La France abîmée – Xavier Martin – La sanguinocratie expliquée


Je vous l'accorde, le titre de ma chronique ne reflète que partiellement le contenu de l'ouvrage passionnant dont je vais vous parler. La France abîmée est un livre beaucoup profond que mon titre et aborde un sujet plus vaste que la simple violence « physique », cette tristement célèbre terreur, dont ont été victimes certains de nos concitoyens lors de la révolution française.

L'ouvrage de Xavier Martin, professeur émérite des Facultés de Droit et historien, ne fait pas de bilan général de la révolution, il aborde un sujet beaucoup plus rarement évoqué : la violence morale et psychologique subie par les Français durant cette époque troublée.

Il analyse ces blessures au travers des textes d'époque : des lettres, des extraits de discours, des écrits de philosophes, des journaux tenus par de simples citoyens, des écrits d'étrangers présents en France à cette époque-là, etc... Le résultat est saisissant : on fait un voyage à travers le temps, voyage dont on ne sort pas indemne.

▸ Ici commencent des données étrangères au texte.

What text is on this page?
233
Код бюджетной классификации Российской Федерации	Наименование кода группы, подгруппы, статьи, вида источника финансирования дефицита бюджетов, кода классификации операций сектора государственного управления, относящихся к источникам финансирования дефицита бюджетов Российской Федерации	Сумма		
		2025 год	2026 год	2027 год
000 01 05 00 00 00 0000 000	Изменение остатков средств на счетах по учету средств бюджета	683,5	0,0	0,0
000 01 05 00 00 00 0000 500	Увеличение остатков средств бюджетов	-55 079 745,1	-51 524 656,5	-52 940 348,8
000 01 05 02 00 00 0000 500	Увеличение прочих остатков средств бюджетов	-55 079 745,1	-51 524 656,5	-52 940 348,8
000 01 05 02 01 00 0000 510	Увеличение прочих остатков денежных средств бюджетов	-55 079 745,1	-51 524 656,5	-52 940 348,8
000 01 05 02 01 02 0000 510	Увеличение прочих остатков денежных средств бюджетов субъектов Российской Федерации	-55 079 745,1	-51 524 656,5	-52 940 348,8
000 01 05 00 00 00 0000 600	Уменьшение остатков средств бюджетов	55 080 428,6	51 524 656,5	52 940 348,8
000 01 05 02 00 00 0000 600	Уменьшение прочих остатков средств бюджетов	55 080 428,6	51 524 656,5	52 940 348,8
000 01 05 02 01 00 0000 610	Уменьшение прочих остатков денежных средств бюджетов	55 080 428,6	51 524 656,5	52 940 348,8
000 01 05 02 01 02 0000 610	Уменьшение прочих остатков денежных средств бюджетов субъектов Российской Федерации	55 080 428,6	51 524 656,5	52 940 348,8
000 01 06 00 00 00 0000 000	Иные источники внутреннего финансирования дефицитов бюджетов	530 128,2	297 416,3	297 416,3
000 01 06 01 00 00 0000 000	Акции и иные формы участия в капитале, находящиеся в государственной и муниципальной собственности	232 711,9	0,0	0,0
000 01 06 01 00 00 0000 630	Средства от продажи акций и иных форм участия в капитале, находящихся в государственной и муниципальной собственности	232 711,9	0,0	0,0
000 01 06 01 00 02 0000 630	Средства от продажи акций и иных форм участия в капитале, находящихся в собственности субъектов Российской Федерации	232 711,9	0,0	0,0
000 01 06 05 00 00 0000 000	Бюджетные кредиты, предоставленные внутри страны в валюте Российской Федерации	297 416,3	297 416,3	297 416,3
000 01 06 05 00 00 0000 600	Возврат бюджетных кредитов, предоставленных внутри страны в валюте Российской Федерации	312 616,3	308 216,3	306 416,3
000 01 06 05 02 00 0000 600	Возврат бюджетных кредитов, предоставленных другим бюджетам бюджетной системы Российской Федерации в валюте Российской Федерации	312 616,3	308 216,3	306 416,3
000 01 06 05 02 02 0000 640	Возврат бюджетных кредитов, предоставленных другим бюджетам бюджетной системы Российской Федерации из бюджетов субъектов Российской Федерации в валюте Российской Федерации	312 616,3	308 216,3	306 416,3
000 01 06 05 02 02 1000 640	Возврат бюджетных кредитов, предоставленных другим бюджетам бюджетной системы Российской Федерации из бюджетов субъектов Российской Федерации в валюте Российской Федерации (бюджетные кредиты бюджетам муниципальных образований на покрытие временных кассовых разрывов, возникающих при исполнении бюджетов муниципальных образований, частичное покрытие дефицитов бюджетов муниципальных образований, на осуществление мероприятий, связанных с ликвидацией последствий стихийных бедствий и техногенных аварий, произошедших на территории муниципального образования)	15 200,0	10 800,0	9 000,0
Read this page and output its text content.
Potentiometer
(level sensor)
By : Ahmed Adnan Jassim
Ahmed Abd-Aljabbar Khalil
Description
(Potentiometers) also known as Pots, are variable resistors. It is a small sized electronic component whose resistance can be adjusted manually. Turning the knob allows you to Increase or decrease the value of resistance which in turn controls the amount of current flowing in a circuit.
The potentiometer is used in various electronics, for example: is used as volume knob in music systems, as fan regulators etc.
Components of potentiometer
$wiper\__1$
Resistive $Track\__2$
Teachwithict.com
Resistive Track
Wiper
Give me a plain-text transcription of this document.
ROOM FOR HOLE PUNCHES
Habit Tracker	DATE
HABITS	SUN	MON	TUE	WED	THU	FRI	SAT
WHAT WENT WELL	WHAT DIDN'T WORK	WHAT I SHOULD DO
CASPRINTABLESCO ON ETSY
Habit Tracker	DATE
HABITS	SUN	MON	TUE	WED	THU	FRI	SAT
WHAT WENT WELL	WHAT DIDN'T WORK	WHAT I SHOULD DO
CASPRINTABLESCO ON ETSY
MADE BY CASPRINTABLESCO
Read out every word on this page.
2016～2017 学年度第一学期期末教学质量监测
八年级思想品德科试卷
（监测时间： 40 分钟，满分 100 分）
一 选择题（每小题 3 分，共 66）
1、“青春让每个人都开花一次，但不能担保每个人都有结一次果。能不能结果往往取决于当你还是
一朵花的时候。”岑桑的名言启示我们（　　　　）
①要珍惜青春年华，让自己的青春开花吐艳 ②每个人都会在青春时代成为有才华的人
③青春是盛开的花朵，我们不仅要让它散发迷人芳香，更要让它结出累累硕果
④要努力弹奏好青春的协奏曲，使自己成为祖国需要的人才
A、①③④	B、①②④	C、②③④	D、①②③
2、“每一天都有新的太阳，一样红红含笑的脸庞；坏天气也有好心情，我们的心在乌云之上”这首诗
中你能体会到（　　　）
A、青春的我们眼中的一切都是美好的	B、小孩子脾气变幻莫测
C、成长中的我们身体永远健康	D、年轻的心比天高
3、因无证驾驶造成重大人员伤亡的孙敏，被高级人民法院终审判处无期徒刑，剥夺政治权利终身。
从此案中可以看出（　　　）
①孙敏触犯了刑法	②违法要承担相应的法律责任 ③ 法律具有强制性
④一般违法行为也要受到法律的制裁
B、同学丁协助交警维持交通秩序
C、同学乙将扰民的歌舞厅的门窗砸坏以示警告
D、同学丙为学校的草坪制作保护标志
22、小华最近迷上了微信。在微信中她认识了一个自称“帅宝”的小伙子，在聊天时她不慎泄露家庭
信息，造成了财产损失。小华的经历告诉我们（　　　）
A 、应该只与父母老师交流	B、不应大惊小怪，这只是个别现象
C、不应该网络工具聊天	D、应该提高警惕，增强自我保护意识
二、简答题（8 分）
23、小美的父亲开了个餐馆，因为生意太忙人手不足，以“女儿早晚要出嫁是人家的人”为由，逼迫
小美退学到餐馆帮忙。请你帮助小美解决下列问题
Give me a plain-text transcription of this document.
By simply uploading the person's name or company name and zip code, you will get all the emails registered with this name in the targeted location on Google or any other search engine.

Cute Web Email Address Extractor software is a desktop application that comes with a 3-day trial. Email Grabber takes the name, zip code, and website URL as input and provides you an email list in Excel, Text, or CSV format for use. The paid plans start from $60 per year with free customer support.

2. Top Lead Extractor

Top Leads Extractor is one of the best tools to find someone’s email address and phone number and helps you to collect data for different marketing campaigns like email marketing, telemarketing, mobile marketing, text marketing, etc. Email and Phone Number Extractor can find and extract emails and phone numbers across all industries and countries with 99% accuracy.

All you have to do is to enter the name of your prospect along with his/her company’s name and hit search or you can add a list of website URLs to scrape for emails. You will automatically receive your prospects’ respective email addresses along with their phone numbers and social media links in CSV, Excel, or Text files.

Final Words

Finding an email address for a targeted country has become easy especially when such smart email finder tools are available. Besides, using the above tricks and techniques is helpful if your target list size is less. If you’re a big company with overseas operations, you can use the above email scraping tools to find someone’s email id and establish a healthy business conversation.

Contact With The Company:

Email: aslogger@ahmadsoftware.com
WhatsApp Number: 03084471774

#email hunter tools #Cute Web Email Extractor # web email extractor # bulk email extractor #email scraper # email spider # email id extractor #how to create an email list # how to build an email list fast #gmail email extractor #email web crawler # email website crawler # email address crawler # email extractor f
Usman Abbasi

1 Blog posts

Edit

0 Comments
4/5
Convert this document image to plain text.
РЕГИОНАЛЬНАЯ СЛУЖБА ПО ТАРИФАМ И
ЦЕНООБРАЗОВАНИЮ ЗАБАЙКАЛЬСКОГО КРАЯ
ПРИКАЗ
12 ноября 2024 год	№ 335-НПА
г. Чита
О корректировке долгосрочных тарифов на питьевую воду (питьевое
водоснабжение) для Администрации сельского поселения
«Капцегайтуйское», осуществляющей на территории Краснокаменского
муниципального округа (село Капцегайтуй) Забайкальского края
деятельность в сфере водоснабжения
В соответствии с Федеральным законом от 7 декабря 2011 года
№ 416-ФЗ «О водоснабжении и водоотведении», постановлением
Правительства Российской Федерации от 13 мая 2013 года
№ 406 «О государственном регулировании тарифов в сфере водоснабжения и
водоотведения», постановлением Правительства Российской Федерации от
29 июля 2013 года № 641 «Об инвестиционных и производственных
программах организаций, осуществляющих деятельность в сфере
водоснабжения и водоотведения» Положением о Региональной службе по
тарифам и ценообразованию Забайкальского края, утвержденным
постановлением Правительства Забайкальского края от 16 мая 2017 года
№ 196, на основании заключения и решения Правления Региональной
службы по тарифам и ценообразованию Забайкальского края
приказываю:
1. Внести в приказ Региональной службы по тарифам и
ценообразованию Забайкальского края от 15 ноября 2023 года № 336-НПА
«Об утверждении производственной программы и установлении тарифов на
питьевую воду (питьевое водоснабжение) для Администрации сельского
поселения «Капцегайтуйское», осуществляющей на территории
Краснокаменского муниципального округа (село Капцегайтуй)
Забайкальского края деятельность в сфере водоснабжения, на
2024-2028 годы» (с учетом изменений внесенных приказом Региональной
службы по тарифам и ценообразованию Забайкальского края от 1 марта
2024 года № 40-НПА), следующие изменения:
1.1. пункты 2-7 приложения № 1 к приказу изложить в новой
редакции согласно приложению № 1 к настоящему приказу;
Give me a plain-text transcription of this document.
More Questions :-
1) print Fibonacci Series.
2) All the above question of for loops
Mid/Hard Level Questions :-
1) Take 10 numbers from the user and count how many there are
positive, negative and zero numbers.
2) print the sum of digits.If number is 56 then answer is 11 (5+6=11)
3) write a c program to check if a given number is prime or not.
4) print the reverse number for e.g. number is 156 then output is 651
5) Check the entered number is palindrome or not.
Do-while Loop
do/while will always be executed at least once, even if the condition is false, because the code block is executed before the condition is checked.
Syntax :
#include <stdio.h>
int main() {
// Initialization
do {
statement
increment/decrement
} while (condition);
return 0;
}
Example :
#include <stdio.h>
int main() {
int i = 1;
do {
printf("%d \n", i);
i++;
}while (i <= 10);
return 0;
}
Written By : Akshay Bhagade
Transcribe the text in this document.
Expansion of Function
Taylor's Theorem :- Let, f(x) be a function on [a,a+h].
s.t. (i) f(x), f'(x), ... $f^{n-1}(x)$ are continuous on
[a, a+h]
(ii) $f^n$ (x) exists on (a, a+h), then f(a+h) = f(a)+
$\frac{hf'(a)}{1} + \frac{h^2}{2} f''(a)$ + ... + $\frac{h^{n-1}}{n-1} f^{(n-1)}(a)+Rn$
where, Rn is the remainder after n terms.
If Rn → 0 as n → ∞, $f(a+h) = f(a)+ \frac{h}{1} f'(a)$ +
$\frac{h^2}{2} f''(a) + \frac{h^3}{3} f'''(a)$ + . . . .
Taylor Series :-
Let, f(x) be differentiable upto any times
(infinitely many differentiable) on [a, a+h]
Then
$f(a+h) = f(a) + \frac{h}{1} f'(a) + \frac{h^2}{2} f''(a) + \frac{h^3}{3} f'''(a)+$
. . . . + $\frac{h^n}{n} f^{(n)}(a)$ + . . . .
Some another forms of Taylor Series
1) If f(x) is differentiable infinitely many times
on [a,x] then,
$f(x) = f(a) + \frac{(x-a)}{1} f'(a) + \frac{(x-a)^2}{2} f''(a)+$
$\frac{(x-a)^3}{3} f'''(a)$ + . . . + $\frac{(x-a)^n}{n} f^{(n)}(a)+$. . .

Xavier Martin analyse aussi le désenchantement qui suivit les premières années d'espoir. Guittard de Floriban, un bourgeois parisien, écrit par exemple dans ses papiers au sujet de Hérault de Séchelles condamné à l’échafaud en même temps que Danton : « la philosophie l'avait jeté dans la Révolution, l'orgueil l'y avait retenu, la peur l'y avait enchaîné. » Ce sentiment fut partagé par beaucoup de ses contemporains.

En décrivant cette face cachée de la Révolution, l'auteur évoque cette éternelle question : La fin justifie-t-elle les moyens ?

Les bonnes intentions de certains révolutionnaires ne suffisent pas. On est parfois surpris par le grand écart entre les propos et les actes. Robespierre combattra ainsi la peine de mort : « Ces scènes de mort qu'elle [la Justice] ordonne avec tant d'appareil ne sont autre chose que de lâches assassinats ». Pourtant, pour lui, la fin justifie les moyens, seuls les français « dociles » sont tolérés. Il dira : « la protection sociale n'est due qu'aux citoyens paisibles ». Saint-Just sera beaucoup plus clair : « Ce qui constitue une République, c'est la destruction totale de ce qui lui est opposé. » Pour se faciliter la tâche, les révolutionnaires publieront des textes de loi adaptés à leurs besoins. Un bon exemple est celles dite des « suspects » publiée le 17 septembre 1793. Elle définit ainsi ces suspects : « ceux qui soit par leur conduite, soit par leurs relations, soit par leurs propos ou leurs écrits, s'annoncent partisans de la tyrannie et ennemis de la liberté ». Autant dire que chacun est un suspect potentiel ! La loi dite de Prairal due à Couthon et Robespierre va encore plus loin. Peuvent être considérés comme des ennemis du peuple « ceux qui cherchent à anéantir la liberté publique », « ceux qui auront cherché à inspirer le découragement pour favoriser les entreprises des tyrans ligués contre la République », « ceux qui auront cherché à égarer l'opinion et à empêcher l'instruction du peuple, à dépraver les mœurs et à corrompre la conscience publique » ainsi qu'à « altérer l'énergie et la pureté des principes révolutionnaires ». Ces lois et les exécutions arbitraires qui allaient bien souvent avec eurent pour conséquences de dresser les Français les uns contre les autres, de générer une peur permanente, de pousser chacun à s'isoler afin de se faire oublier, afin de devenir insignifiant. C'est ce climat angoissant qui régnait dans cette « France abîmée » que s'attache à nous décrire Xavier Martin.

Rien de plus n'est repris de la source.